Ésta es la historia que él me contó. Me la refirió de pasada, hablando de unas cosas y otras mientras bebíamos vino. Así que en sentido estricto no puede llamarse historia real. Ya que hay partes que yo he olvidado porque estuve escuchándolas como quien oye llover, y hay también detalles que he añadido siguiendo mi imaginación. También he cambiado algunas cosas intencionadamente (aunque con cuidado de no distorsionar el argumento) para no causar ningún problema a las personas reales. Pero, de hecho, la historia casi debió de ser así. Porque por más que se me hayan olvidado algunos detalles de la historia recuerdo muy bien el tono con que me la contó. Y lo más importante cuando alguien te cuenta una historia y tú la conviertes en un texto escrito es reproducir el tono con que te la contaron. Si captas el tono, la historia se convertirá en una historia real. Es posible que haya algunas diferencias respecto a los hechos, pero será una historia real. Incluso hay casos en que ese error aumenta la
verosimilitud
de la historia. Por el contrario, en el mundo hay historias que narran hechos reales pero que, sin embargo, no son nada verídicas. Suele tratarse de historias aburridas y, en algunos casos, incluso peligrosas. De todos modos, pueden distinguirse enseguida simplemente por el olfato.

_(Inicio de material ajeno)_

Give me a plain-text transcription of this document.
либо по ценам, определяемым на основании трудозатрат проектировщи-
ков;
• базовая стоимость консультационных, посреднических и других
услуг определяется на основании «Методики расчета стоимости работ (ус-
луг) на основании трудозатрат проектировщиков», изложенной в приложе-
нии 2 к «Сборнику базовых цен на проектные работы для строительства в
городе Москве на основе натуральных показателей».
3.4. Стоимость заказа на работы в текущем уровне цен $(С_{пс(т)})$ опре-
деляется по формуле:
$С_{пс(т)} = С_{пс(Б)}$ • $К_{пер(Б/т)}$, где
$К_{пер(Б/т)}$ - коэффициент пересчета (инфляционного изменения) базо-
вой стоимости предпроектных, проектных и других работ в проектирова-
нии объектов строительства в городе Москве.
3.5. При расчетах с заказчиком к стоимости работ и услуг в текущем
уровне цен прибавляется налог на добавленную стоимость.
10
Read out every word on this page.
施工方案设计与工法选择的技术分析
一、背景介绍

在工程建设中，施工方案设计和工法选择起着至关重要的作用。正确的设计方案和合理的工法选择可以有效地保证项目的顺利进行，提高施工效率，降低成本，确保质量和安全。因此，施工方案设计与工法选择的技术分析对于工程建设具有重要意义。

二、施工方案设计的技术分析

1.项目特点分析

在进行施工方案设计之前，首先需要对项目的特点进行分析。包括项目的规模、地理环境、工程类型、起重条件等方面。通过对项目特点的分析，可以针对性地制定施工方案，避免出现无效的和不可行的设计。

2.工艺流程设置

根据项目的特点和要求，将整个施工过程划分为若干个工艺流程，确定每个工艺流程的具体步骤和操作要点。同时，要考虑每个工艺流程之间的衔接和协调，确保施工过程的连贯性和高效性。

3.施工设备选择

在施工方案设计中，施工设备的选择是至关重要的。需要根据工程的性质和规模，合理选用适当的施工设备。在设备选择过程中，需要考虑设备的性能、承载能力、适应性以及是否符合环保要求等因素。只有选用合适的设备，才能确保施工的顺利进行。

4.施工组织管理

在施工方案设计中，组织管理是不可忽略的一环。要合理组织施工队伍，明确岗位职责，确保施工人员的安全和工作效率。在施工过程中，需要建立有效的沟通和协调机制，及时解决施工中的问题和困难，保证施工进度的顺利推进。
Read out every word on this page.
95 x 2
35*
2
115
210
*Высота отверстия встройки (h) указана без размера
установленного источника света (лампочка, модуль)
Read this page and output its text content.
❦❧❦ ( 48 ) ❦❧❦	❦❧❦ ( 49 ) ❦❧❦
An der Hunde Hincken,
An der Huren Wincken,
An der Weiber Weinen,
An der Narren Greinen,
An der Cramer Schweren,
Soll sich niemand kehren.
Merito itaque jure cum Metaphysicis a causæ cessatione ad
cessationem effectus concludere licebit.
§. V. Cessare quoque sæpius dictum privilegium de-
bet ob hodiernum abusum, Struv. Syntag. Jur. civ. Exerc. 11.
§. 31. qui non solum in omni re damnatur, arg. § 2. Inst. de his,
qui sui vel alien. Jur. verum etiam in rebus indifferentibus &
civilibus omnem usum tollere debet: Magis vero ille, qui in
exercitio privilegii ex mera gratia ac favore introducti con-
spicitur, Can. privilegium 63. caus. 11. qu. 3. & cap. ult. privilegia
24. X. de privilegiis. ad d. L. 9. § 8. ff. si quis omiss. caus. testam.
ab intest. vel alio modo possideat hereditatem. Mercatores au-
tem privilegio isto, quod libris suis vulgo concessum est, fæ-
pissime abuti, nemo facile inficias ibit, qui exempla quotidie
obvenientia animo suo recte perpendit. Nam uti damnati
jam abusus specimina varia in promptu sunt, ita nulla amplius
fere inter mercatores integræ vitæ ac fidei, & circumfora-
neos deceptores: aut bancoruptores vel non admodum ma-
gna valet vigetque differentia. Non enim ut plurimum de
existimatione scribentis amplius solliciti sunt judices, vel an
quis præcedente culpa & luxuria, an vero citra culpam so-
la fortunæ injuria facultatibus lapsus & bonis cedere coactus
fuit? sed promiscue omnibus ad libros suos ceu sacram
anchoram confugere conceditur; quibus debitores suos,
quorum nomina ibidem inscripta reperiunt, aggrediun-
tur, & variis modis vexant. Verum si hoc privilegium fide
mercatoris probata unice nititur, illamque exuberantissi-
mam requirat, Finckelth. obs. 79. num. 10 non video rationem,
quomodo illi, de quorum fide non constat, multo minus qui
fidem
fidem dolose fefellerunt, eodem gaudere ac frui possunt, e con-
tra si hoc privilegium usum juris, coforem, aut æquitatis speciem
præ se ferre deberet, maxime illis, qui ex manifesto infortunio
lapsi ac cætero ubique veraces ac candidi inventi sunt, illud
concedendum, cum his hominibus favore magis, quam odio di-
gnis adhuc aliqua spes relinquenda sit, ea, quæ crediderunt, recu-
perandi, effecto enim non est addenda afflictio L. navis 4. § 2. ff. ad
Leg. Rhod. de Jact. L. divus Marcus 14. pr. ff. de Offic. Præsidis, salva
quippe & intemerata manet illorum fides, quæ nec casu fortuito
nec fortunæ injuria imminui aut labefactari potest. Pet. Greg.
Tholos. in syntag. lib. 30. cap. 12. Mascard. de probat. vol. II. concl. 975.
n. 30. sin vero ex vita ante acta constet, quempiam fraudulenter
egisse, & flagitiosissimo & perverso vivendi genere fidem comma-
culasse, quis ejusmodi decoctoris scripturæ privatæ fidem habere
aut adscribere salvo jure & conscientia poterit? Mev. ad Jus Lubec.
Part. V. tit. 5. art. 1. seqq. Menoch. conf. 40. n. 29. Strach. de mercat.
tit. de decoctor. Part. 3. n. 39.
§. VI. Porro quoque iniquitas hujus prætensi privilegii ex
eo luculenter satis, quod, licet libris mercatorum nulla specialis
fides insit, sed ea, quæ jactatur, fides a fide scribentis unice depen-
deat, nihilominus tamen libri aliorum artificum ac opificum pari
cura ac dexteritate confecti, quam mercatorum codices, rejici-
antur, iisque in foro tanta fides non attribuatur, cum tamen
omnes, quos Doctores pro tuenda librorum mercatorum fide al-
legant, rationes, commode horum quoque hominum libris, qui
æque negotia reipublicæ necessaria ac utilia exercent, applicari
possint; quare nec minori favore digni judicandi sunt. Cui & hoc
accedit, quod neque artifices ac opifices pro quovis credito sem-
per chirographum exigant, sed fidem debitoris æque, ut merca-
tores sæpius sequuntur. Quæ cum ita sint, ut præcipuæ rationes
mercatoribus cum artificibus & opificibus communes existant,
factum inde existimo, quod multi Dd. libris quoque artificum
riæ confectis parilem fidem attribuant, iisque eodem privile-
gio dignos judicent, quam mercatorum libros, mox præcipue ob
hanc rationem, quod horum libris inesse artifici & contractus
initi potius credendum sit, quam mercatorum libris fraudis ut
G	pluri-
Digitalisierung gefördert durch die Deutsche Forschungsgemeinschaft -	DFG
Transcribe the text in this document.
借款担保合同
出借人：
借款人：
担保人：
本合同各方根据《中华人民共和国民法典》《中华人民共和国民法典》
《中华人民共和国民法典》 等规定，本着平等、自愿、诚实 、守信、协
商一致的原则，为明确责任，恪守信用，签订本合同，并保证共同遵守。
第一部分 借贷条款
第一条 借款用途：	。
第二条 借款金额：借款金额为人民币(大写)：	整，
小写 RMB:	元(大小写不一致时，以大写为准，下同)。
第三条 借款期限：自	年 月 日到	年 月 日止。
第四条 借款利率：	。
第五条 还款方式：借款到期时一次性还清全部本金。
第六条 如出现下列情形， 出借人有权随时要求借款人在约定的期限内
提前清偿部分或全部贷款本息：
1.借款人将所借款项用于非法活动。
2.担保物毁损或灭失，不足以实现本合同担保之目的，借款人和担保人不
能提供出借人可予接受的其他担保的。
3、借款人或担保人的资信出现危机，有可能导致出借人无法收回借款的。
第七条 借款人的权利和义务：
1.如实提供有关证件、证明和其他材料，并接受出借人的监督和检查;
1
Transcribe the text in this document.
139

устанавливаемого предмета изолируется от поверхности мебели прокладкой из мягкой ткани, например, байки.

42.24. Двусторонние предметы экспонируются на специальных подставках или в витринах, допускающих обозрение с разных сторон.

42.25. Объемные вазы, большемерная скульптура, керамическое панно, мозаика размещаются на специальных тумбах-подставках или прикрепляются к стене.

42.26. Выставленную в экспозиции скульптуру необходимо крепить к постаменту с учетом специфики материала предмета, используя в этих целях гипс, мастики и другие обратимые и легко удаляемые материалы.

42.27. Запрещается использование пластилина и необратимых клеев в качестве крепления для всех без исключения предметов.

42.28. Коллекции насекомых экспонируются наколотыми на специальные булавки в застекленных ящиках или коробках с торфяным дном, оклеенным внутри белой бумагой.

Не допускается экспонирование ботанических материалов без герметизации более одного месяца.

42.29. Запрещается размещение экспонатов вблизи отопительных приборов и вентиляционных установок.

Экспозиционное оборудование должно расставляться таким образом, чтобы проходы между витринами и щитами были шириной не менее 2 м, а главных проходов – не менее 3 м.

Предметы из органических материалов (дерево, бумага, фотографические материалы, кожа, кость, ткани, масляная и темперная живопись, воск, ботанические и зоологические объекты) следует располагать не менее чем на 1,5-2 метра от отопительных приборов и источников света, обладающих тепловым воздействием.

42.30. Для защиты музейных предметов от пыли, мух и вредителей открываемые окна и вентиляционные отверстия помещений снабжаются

Otro punto que quiero aclarar es que él era un narrador de segunda categoría. Vete a saber por qué, pero Dios, que tan generoso había sido con él en otros aspectos, al parecer no le otorgó el don de narrar historias (claro que esta destreza bucólica no sirve para nada en la vida real). Por eso, y estoy hablando en serio, mientras él me refería la historia yo estuve, en más de una ocasión, a punto de bostezar (por supuesto que no lo hice). Hacía digresiones innecesarias. Daba también vueltas en círculo alrededor del mismo punto. Le costaba recordar los hechos. Iba tomando retazos de la historia en la mano, los observaba con atención y, cuando se convencía de que no contenían ningún error, iba colocándolos sobre la mesa, uno tras otro, siguiendo un orden determinado. Pero ese orden era a menudo erróneo. Yo, como novelista —en principio como un especialista—, he ido alterando el orden de esos fragmentos y enganchándolos cuidadosamente con pegamento.